Au cours de l’été 2025, la petite équipe de recherche a déployé un protocole pour, d’une part, confirmer la présence de ces limaces et, d’autre part, mieux caractériser cette présence. Trois hypothèses étaient au cœur de la démarche :
- L’invasion des limaces exotiques : La présence et l’abondance de la limace européenne Arion subfuscus s.l. sont en augmentation dans les écosystèmes forestiers du mont.
- L’impact sur les plantes vulnérables : L’activité d’herbivorie (consommation de plantes) par ces limaces pourrait menacer les plantes herbacées à statut précaire.
- Les interactions entre espèces envahissantes : Il pourrait exister des interactions positives entre les limaces exotiques et certaines plantes envahissantes, favorisant une « réaction en chaîne » d’invasions – ou ce que la littérature scientifique nomme le invasional meltdown (Green et al., 2011).

Des pièges… en carton!
Pour tester les hypothèses de cette étude, Béatrice Rousselle, soutenue par Olivier Desrochers et Karine Manoli qui ont contribué à la mise en œuvre d’un plan de gestion des plantes exotiques envahissantes au mont Saint-Bruno, a déployé 72 pièges sur deux terrains de précieux collaborateurs, dont Nature-Action Québec. L’un de ces terrains est situé sur le versant nord, alors que le second se retrouve sur le versant opposé du mont. Les pièges sont constitués de carrés de carton, d’environ un mètre carré, humidifiés et déposés directement au sol, à proximité de deux espèces de plantes à statut. Bien que la nature du piège puisse paraître simpliste, celle-ci reproduit des conditions recherchées par les limaces, facilitant ainsi leur observation. Des morceaux de choux ont également été disposés sous les cartons pour attirer les gastropodes.
Chacun des pièges a été géoréférencé pour s’assurer de les retrouver tout au long de la saison estivale.
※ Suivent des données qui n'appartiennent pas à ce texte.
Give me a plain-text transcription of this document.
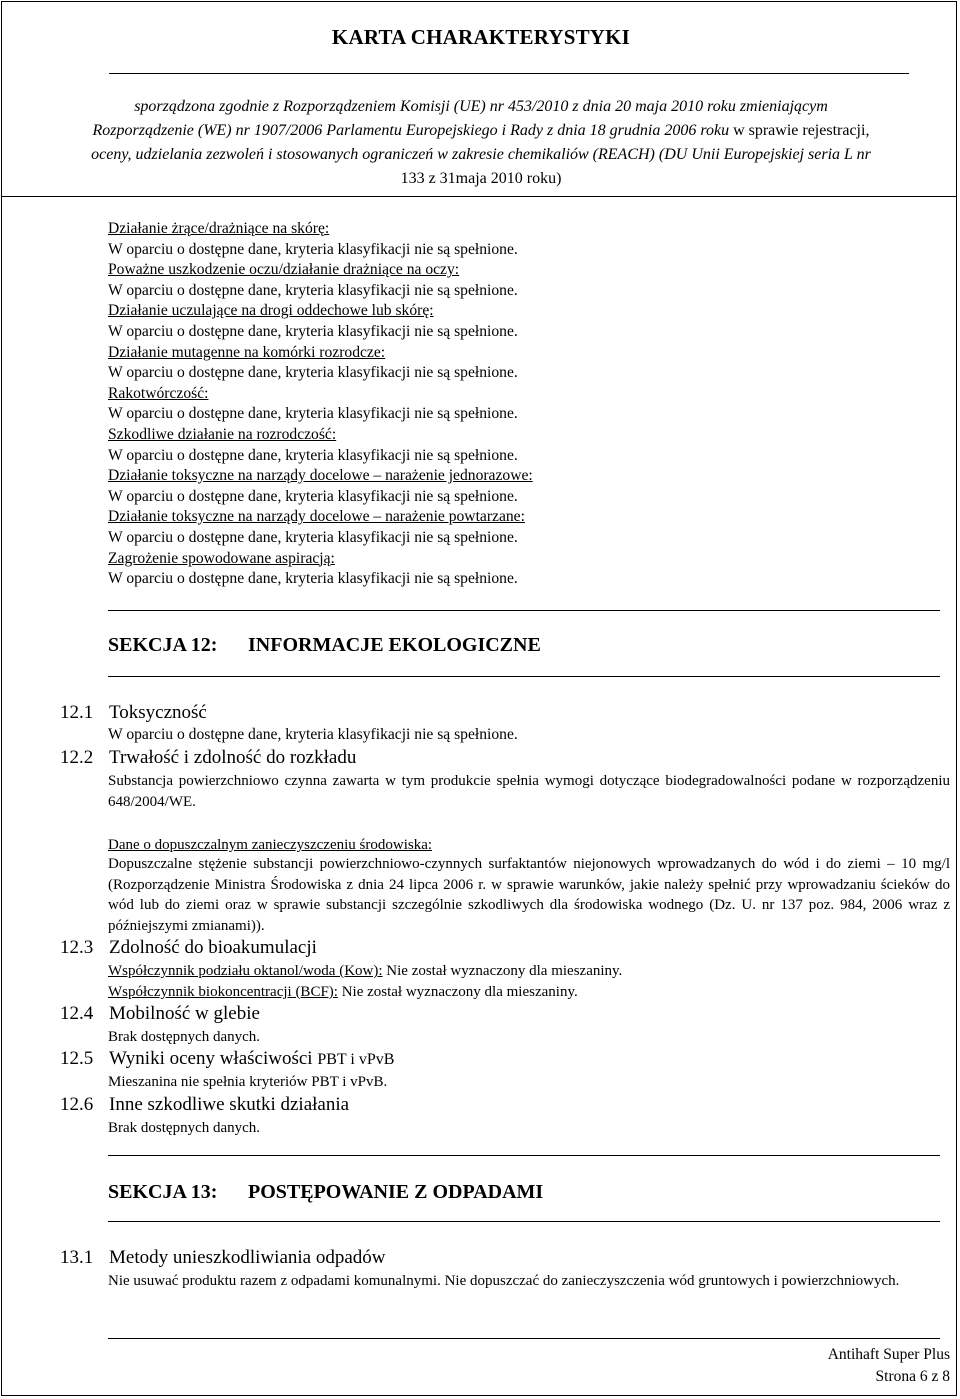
KARTA CHARAKTERYSTYKI
sporządzona zgodnie z Rozporządzeniem Komisji (UE) nr 453/2010 z dnia 20 maja 2010 roku zmieniającym
Rozporządzenie (WE) nr 1907/2006 Parlamentu Europejskiego i Rady z dnia 18 grudnia 2006 roku w sprawie rejestracji,
oceny, udzielania zezwoleń i stosowanych ograniczeń w zakresie chemikaliów (REACH) (DU Unii Europejskiej seria L nr
133 z 31maja 2010 roku)
Działanie żrące/drażniące na skórę:
W oparciu o dostępne dane, kryteria klasyfikacji nie są spełnione.
Poważne uszkodzenie oczu/działanie drażniące na oczy:
W oparciu o dostępne dane, kryteria klasyfikacji nie są spełnione.
Działanie uczulające na drogi oddechowe lub skórę:
W oparciu o dostępne dane, kryteria klasyfikacji nie są spełnione.
Działanie mutagenne na komórki rozrodcze:
W oparciu o dostępne dane, kryteria klasyfikacji nie są spełnione.
Rakotwórczość:
W oparciu o dostępne dane, kryteria klasyfikacji nie są spełnione.
Szkodliwe działanie na rozrodczość:
W oparciu o dostępne dane, kryteria klasyfikacji nie są spełnione.
Działanie toksyczne na narządy docelowe – narażenie jednorazowe:
W oparciu o dostępne dane, kryteria klasyfikacji nie są spełnione.
Działanie toksyczne na narządy docelowe – narażenie powtarzane:
W oparciu o dostępne dane, kryteria klasyfikacji nie są spełnione.
Zagrożenie spowodowane aspiracją:
W oparciu o dostępne dane, kryteria klasyfikacji nie są spełnione.
SEKCJA 12: INFORMACJE EKOLOGICZNE
12.1 Toksyczność
W oparciu o dostępne dane, kryteria klasyfikacji nie są spełnione.
12.2 Trwałość i zdolność do rozkładu
Substancja powierzchniowo czynna zawarta w tym produkcie spełnia wymogi dotyczące biodegradowalności podane w rozporządzeniu 648/2004/WE.
Dane o dopuszczalnym zanieczyszczeniu środowiska:
Dopuszczalne stężenie substancji powierzchniowo-czynnych surfaktantów niejonowych wprowadzanych do wód i do ziemi – 10 mg/l (Rozporządzenie Ministra Środowiska z dnia 24 lipca 2006 r. w sprawie warunków, jakie należy spełnić przy wprowadzaniu ścieków do wód lub do ziemi oraz w sprawie substancji szczególnie szkodliwych dla środowiska wodnego (Dz. U. nr 137 poz. 984, 2006 wraz z późniejszymi zmianami)).
12.3 Zdolność do bioakumulacji
Współczynnik podziału oktanol/woda (Kow): Nie został wyznaczony dla mieszaniny.
Współczynnik biokoncentracji (BCF): Nie został wyznaczony dla mieszaniny.
12.4 Mobilność w glebie
Brak dostępnych danych.
12.5 Wyniki oceny właściwości PBT i vPvB
Mieszanina nie spełnia kryteriów PBT i vPvB.
12.6 Inne szkodliwe skutki działania
Brak dostępnych danych.
SEKCJA 13: POSTĘPOWANIE Z ODPADAMI
13.1 Metody unieszkodliwiania odpadów
Nie usuwać produktu razem z odpadami komunalnymi. Nie dopuszczać do zanieczyszczenia wód gruntowych i powierzchniowych.
Antihaft Super Plus
Strona 6 z 8
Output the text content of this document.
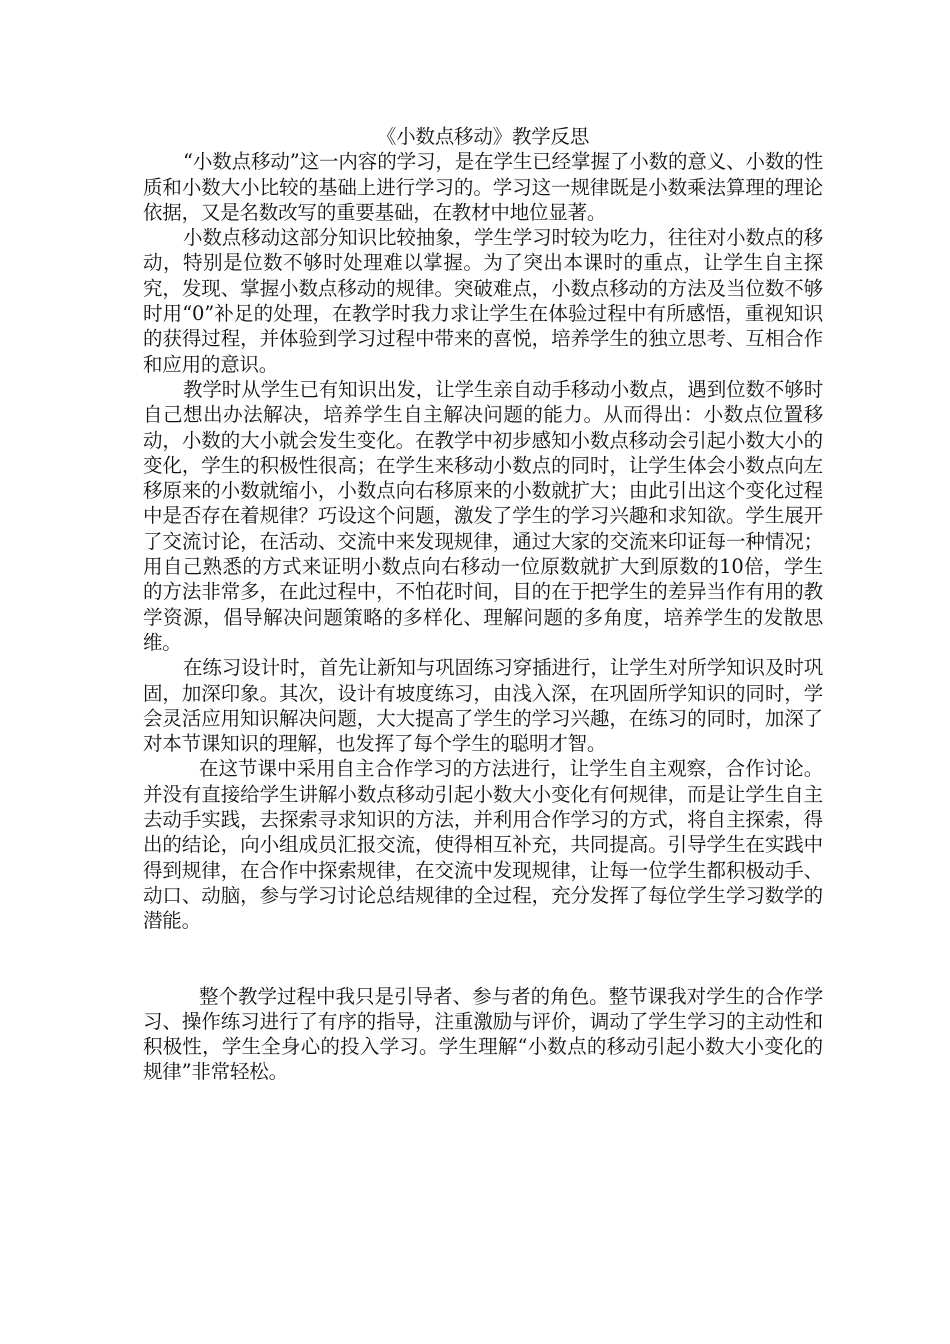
《小数点移动》教学反思

“小数点移动”这一内容的学习，是在学生已经掌握了小数的意义、小数的性质和小数大小比较的基础上进行学习的。学习这一规律既是小数乘法算理的理论依据，又是名数改写的重要基础，在教材中地位显著。

小数点移动这部分知识比较抽象，学生学习时较为吃力，往往对小数点的移动，特别是位数不够时处理难以掌握。为了突出本课时的重点，让学生自主探究，发现、掌握小数点移动的规律。突破难点，小数点移动的方法及当位数不够时用“0”补足的处理，在教学时我力求让学生在体验过程中有所感悟，重视知识的获得过程，并体验到学习过程中带来的喜悦，培养学生的独立思考、互相合作和应用的意识。

教学时从学生已有知识出发，让学生亲自动手移动小数点，遇到位数不够时自己想出办法解决，培养学生自主解决问题的能力。从而得出：小数点位置移动，小数的大小就会发生变化。在教学中初步感知小数点移动会引起小数大小的变化，学生的积极性很高；在学生来移动小数点的同时，让学生体会小数点向左移原来的小数就缩小，小数点向右移原来的小数就扩大；由此引出这个变化过程中是否存在着规律？巧设这个问题，激发了学生的学习兴趣和求知欲。学生展开了交流讨论，在活动、交流中来发现规律，通过大家的交流来印证每一种情况；用自己熟悉的方式来证明小数点向右移动一位原数就扩大到原数的10倍，学生的方法非常多，在此过程中，不怕花时间，目的在于把学生的差异当作有用的教学资源，倡导解决问题策略的多样化、理解问题的多角度，培养学生的发散思维。

在练习设计时，首先让新知与巩固练习穿插进行，让学生对所学知识及时巩固，加深印象。其次，设计有坡度练习，由浅入深，在巩固所学知识的同时，学会灵活应用知识解决问题，大大提高了学生的学习兴趣，在练习的同时，加深了对本节课知识的理解，也发挥了每个学生的聪明才智。

在这节课中采用自主合作学习的方法进行，让学生自主观察，合作讨论。并没有直接给学生讲解小数点移动引起小数大小变化有何规律，而是让学生自主去动手实践，去探索寻求知识的方法，并利用合作学习的方式，将自主探索，得出的结论，向小组成员汇报交流，使得相互补充，共同提高。引导学生在实践中得到规律，在合作中探索规律，在交流中发现规律，让每一位学生都积极动手、动口、动脑，参与学习讨论总结规律的全过程，充分发挥了每位学生学习数学的潜能。

整个教学过程中我只是引导者、参与者的角色。整节课我对学生的合作学习、操作练习进行了有序的指导，注重激励与评价，调动了学生学习的主动性和积极性，学生全身心的投入学习。学生理解“小数点的移动引起小数大小变化的规律”非常轻松。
À raison d’une visite par semaine, de juin à août inclusivement, l’équipe a fait des relevés hebdomadaires de chacun des pièges, afin de noter le nombre de limaces observées, leur genre (dans la mesure du possible), et leur biomasse. Une échelle d’herbivorie a également été conçue pour déterminer quel pourcentage des plantes à statut avoisinant les pièges avaient été consommées. À ces différentes informations, il importait aussi d’ajouter des observations relatives à des facteurs qui peuvent influencer la présence marquée ou non de limaces sous les pièges, nommément les températures et les quantités moyennes de précipitations entre les relevés hebdomadaires.
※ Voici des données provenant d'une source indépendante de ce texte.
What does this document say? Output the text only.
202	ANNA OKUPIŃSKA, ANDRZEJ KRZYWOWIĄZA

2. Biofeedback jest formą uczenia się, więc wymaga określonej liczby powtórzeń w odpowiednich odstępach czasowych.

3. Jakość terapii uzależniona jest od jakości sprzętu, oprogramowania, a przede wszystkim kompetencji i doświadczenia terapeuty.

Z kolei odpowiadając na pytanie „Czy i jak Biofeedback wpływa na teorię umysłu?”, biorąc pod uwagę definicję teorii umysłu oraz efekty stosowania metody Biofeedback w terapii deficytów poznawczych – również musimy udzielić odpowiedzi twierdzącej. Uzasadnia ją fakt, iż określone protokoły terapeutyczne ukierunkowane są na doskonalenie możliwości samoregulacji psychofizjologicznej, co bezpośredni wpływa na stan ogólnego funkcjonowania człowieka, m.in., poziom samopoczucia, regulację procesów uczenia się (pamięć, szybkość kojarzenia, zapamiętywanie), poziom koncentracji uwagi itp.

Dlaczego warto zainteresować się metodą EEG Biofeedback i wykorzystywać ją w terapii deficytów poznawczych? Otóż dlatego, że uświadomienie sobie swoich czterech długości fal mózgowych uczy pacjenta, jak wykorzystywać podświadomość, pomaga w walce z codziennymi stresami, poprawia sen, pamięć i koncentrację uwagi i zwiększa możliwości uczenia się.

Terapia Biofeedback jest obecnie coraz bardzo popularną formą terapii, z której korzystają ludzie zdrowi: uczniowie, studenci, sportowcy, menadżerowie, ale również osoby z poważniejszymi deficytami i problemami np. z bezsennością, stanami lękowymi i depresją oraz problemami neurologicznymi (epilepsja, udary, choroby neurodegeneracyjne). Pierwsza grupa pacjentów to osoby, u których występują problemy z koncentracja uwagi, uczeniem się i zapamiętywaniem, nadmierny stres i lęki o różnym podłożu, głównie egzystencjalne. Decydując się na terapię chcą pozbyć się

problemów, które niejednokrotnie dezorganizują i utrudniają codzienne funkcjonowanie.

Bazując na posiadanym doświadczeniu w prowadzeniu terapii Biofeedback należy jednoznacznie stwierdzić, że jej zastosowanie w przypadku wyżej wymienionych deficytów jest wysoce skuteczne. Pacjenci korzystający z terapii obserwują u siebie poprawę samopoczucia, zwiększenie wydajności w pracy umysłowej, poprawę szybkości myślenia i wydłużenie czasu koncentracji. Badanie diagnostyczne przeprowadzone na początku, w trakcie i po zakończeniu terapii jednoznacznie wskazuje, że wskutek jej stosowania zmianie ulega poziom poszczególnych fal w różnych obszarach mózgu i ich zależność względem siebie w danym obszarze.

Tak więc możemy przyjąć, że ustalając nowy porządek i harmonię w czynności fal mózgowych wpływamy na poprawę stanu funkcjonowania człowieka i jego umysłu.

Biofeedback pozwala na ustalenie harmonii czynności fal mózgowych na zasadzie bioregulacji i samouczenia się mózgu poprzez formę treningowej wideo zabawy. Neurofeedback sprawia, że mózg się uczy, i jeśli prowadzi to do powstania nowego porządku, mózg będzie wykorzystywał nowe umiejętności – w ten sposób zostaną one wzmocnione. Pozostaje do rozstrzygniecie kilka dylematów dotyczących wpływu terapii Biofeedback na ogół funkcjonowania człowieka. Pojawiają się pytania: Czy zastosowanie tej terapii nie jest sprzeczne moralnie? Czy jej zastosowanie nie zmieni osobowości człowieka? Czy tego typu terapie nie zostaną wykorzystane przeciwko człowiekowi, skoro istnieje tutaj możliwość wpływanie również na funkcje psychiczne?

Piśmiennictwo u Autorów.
Au fil des semaines, l’équipe s’est investie dans les résultats de cette étude. Est-ce que des différences significatives pourront être observées entre les pièges du versant sud et ceux du versant nord ? Est-ce qu’une espèce à statut attire plus les limaces qu’une autre ? Comment les conditions météorologiques influenceront la présence des limaces et le degré d’herbivorie (rappelons que l’été 2025 a connu quelques journées particulièrement chaudes)? Quelles seront les limites de l’étude sachant que les limaces ne sont pas les seules responsables du broutage des plantes de la montagne?
Pourquoi cette étude est-elle importante ?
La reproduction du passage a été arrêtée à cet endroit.